Governance Assessment

  • Board effectiveness and engagement
    • Independent director; Audit Chair; designated financial expert; 100% attendance across Board and committee meetings in 2024—strong indicators of oversight quality.
    • Executive sessions held quarterly with rotation among committee chairs (including Audit Chair), supporting independent deliberation.
  • Alignment and incentives
    • Material personal stake (1.75% beneficial ownership) and compliance with 5x retainer ownership guideline enhance alignment with shareholders.
    • Director pay structure stable YoY and below peer median; equity awarded via time-based RSUs (no performance metrics), reducing risk of misaligned short-term incentives.
  • Conflicts and related-party exposure
    • Roles at Southeast Asset Advisors and affiliated entities disclosed; large blocks include advisory client accounts where he disclaims beneficial ownership; shares in marginable accounts but set to non‑margin—no Item 404 related-party transactions disclosed; independence reaffirmed.
    • CNX maintains strict Related Person Transaction Policy with Audit Committee oversight and robust independence criteria for Audit and Compensation Committees.

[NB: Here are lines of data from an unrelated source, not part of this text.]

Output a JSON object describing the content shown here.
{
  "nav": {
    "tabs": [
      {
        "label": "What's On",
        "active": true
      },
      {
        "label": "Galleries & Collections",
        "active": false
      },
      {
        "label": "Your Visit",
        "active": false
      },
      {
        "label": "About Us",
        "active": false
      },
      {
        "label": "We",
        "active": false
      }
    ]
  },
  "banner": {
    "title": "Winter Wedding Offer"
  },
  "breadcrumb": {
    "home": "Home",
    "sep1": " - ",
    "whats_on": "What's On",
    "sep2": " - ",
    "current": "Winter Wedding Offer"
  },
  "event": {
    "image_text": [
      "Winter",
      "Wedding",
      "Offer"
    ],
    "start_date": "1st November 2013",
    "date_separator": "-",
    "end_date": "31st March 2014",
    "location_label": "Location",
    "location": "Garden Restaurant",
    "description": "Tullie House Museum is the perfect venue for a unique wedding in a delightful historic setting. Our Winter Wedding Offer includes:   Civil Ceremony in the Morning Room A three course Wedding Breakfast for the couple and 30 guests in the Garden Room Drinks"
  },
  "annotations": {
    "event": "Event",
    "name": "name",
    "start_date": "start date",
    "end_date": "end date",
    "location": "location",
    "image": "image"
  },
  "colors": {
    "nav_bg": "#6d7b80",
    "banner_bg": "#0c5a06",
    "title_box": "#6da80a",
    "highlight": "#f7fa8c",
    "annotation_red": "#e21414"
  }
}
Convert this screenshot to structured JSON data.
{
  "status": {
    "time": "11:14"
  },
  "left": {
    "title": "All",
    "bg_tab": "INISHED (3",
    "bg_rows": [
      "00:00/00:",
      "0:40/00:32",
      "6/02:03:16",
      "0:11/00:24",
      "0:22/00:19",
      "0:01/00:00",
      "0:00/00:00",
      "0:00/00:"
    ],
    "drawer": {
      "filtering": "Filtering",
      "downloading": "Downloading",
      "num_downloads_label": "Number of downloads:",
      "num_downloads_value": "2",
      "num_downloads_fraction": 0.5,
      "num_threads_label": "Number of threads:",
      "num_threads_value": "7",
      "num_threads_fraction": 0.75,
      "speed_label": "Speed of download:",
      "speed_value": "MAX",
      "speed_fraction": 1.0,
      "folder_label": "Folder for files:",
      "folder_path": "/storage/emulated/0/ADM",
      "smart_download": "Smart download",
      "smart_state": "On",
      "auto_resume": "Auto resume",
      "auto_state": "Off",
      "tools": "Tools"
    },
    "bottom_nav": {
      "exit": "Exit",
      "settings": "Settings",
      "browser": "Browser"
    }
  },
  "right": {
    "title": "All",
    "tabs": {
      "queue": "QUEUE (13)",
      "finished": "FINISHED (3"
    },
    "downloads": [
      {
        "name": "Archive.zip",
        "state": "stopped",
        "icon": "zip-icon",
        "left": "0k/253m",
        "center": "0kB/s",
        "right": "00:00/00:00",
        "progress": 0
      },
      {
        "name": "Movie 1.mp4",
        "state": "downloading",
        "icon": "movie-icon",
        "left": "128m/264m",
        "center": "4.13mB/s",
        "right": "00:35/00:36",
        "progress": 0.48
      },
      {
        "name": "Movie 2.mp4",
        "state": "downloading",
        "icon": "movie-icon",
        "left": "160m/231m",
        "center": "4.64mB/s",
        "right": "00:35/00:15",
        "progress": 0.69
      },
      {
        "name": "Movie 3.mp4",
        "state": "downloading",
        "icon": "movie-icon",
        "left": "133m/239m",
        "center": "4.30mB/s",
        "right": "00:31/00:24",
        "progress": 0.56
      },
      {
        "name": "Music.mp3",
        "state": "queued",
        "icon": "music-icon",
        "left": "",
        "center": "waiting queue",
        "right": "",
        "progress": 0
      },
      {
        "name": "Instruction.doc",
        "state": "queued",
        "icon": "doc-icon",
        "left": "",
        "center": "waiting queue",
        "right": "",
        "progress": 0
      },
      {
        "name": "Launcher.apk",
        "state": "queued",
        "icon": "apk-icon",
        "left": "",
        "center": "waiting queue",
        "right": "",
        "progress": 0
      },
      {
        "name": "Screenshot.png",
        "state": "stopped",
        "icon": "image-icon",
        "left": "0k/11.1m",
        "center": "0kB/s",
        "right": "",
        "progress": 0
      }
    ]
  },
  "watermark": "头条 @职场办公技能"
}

  • Investor confidence signals
    • Say-on-pay approval ~84% at 2024 Annual Meeting indicates broad shareholder support for CNX’s compensation practices.

Watch items (monitor, not red flags): Concentration of shares in entities and advisory accounts may draw scrutiny; ensure continued adherence to no-pledging policy and related-party transaction oversight.